Posted by Patent Hawk at September 2, 2008 8:58 PM | The Patent Office
Either they have references teaching the stuff or not. Why are they blaming the examiners?
Posted by: e6k at September 3, 2008 10:59 AM
Reexam is still much quicker and much cheaper than litigation.
The PTO needs to be quicker, I agree, with both reexams and original applications. Additional trained and retained examiners and additional examination tools are needed. Also, anti-counts may be needed where delays are excessive and unexcusable.
Posted by: Patent prosecutor at September 4, 2008 4:57 AM
The "special dispatch" requirement of reexams has been routinely ignored by the corrupt, incompetent PTO for years.
They don't have the references. That's why they're dragging their feet.
Posted by: somebody at September 4, 2008 10:58 AM
BTW, examiners don't get counts for reexams. They get to write the time off.

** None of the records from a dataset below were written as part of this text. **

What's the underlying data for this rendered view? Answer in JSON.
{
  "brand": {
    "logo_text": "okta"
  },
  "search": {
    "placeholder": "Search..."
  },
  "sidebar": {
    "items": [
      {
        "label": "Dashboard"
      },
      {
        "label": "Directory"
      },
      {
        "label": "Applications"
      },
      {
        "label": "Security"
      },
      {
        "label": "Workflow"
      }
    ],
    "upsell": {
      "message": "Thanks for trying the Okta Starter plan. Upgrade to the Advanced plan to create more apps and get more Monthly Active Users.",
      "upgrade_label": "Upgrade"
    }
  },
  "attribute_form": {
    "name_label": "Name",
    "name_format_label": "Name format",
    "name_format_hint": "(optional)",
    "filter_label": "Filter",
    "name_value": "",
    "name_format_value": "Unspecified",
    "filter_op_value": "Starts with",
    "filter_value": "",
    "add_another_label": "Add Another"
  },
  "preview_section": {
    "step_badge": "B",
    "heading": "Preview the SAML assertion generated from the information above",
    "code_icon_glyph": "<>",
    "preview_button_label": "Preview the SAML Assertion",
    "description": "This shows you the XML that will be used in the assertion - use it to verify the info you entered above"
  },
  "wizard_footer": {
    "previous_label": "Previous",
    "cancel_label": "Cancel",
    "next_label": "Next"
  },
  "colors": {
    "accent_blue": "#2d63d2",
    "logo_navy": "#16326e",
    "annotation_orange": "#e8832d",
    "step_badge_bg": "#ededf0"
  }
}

In this case, the delays are deliberate. The PTO has no case, they know it, and they're just wasting time.
I can't imagine BPAI affirming the examiner, but I wouldn't put it past them. Of course, if they do affirm the examiner, it will be immediately appealed to the Fed. Cir. At that point, the PTO will get smacked around some more.
One would hope that the idiots at the PTO would be embarrassed by the whole mess, but as none of them have any professional ethics or pride, that would be a fool's hope.